I am out of my comfort zone, and I won't be lazy and ask ChatGPT because you clearly want my entirely human opinion (in reality, I would be asking ChatGPT myself, it's handy). Perhaps @reo might have something to add, he knows a lot more than I do. Maybe @Throwaway05 even if his OPSEC is so strong and his knowledge base so broad that he could be in anything from IMT to psychiatry to an ER specialist to a dermatologist. Maybe I could ask my peers in India, but ODD is rarely diagnosed here, certainly not as much as in the West.

Or I could ask ChatGPT and interpret the answer for you, it's genuinely up to you. And thank you for the question, it's a good one. I regularly have such doubts myself, for example whether BPD and the new diagnosis of cPTSD are meaningfully different.

I mean, I doubt Hippocrates had modern informed-consent guidance in mind when he came up with it. The core issue is that the original is horribly dated, and even modernized versions are very far from clear when it comes to concrete operational advice. Nor are they necessary, we have medical regulators and legislation to cover professional ethics, and their authority supersedes the oath.

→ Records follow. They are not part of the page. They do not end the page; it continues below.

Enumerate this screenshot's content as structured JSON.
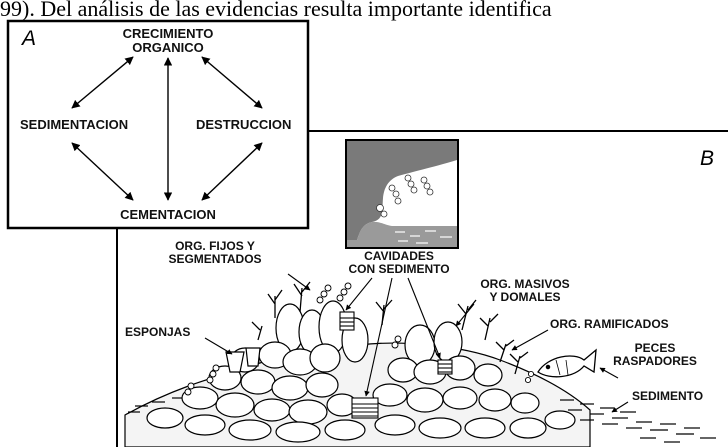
{
  "header_text": "99). Del análisis de las evidencias resulta importante  identifica",
  "panel_a": {
    "letter": "A",
    "growth": [
      "CRECIMIENTO",
      "ORGANICO"
    ],
    "sedimentation": "SEDIMENTACION",
    "destruction": "DESTRUCCION",
    "cementation": "CEMENTACION"
  },
  "panel_b": {
    "letter": "B",
    "fixed_segmented": [
      "ORG. FIJOS Y",
      "SEGMENTADOS"
    ],
    "cavities": [
      "CAVIDADES",
      "CON SEDIMENTO"
    ],
    "massive_domal": [
      "ORG. MASIVOS",
      "Y DOMALES"
    ],
    "branching": "ORG. RAMIFICADOS",
    "sponges": "ESPONJAS",
    "grazing_fish": [
      "PECES",
      "RASPADORES"
    ],
    "sediment": "SEDIMENTO"
  }
}
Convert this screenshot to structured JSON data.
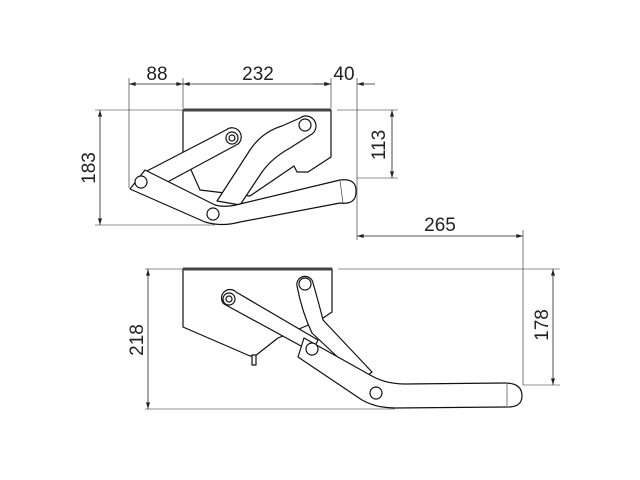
{
  "drawing": {
    "top_view": {
      "dim_left_offset": "88",
      "dim_body_width": "232",
      "dim_right_offset": "40",
      "dim_total_height": "183",
      "dim_body_height": "113"
    },
    "bottom_view": {
      "dim_extension": "265",
      "dim_total_height": "218",
      "dim_body_height": "178"
    }
  }
}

As a note for @MathWizard and yourself, you need to use @RandomUsername, not u/.

That links to a Reddit profile. One of the minor differences on this site.

Thank you. You've made any argument I could have made, and with more detail and rigor than I could bring myself to muster right now. I've very appreciative.

I am not known to be exceedingly humble, but even the atrophied organ responsible for those feelings is a tad bit overwhelmed by the high praise. Thank you. I do what I can, I'm a doctor for many reasons (including money, that's a big one) but I also genuinely do try to help.